With the theory of evolution still generating controversy, Fuller (English/Univ. of Tulsa; From Battlefields Rising: How the Civil War Transformed American Literature, 2011, etc.), a Guggenheim and National Endowment for the Humanities fellow, focuses on the immediate response to Darwin’s On the Origin of Species by a handful of prominent American thinkers: Harvard botanist Asa Gray, first to read the book; his intellectual adversary Louis Agassiz; transcendentalists Ralph Waldo Emerson and Henry Thoreau; ardent abolitionist and educator Franklin Sanborn; Bronson Alcott, “the most radical idealist in America”; and Charles Loring Brace, a social reformer who shared his cousin Gray’s copy with his New England friends. Drawing on his protagonists’ public and private writings and letters, steeped in mid-19th-century culture, Fuller creates a rich tapestry of personalities and roiling ideas.

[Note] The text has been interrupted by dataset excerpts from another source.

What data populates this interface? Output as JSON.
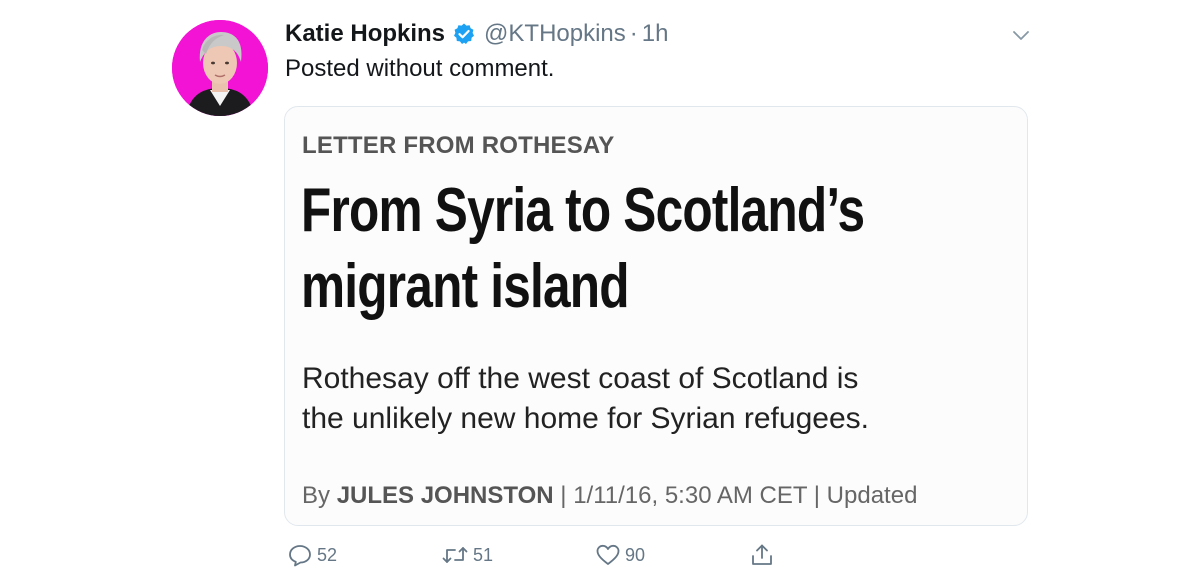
{
  "tweet": {
    "display_name": "Katie Hopkins",
    "verified_icon": "verified-badge-icon",
    "handle": "@KTHopkins",
    "separator": "·",
    "time": "1h",
    "text": "Posted without comment.",
    "avatar_bg": "#f213d4"
  },
  "card": {
    "kicker": "LETTER FROM ROTHESAY",
    "headline": [
      "From Syria to Scotland’s",
      "migrant island"
    ],
    "summary": [
      "Rothesay off the west coast of Scotland is",
      "the unlikely new home for Syrian refugees."
    ],
    "byline_prefix": "By ",
    "author": "JULES JOHNSTON",
    "byline_rest": " | 1/11/16, 5:30 AM CET | Updated"
  },
  "actions": {
    "reply_count": "52",
    "retweet_count": "51",
    "like_count": "90",
    "share_icon": "share-icon"
  },
  "colors": {
    "text": "#14171a",
    "secondary": "#657786",
    "verified": "#1da1f2",
    "border": "#e1e8ed"
  }
}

In radiant prose, and with a sure eye for the telling detail, the author reveals the shattering impact of Darwin’s book on religious thought, scientific inquiry, and especially on debates over slavery and, indeed, on the status of blacks on the evolutionary scale from beast to man. Even those who did not read the book itself, though it was easily available, had access to its ideas from reviews in important magazines, many of which “focused on the work’s ethnological implications” to racial theories or criticized Darwin for undermining religion. Gray, who championed Darwin’s ideas, tried mightily to reconcile them with his own theological convictions. Could natural selection “explain all of nature’s marvels?” he asked. Surely it would take some omnipotent designer to create the human eye. Fuller asserts that “every nuance and involution in the book” refocused Thoreau’s investigations into nature, and he shows how both pro-slavery advocates and abolitionists used Darwin’s theories to defend their positions. Lincoln was vilified in pro-slavery cartoons, portrayed as a gorilla or “the missing link between blacks and whites.”

A fresh, invigorating history of philosophical and political struggles.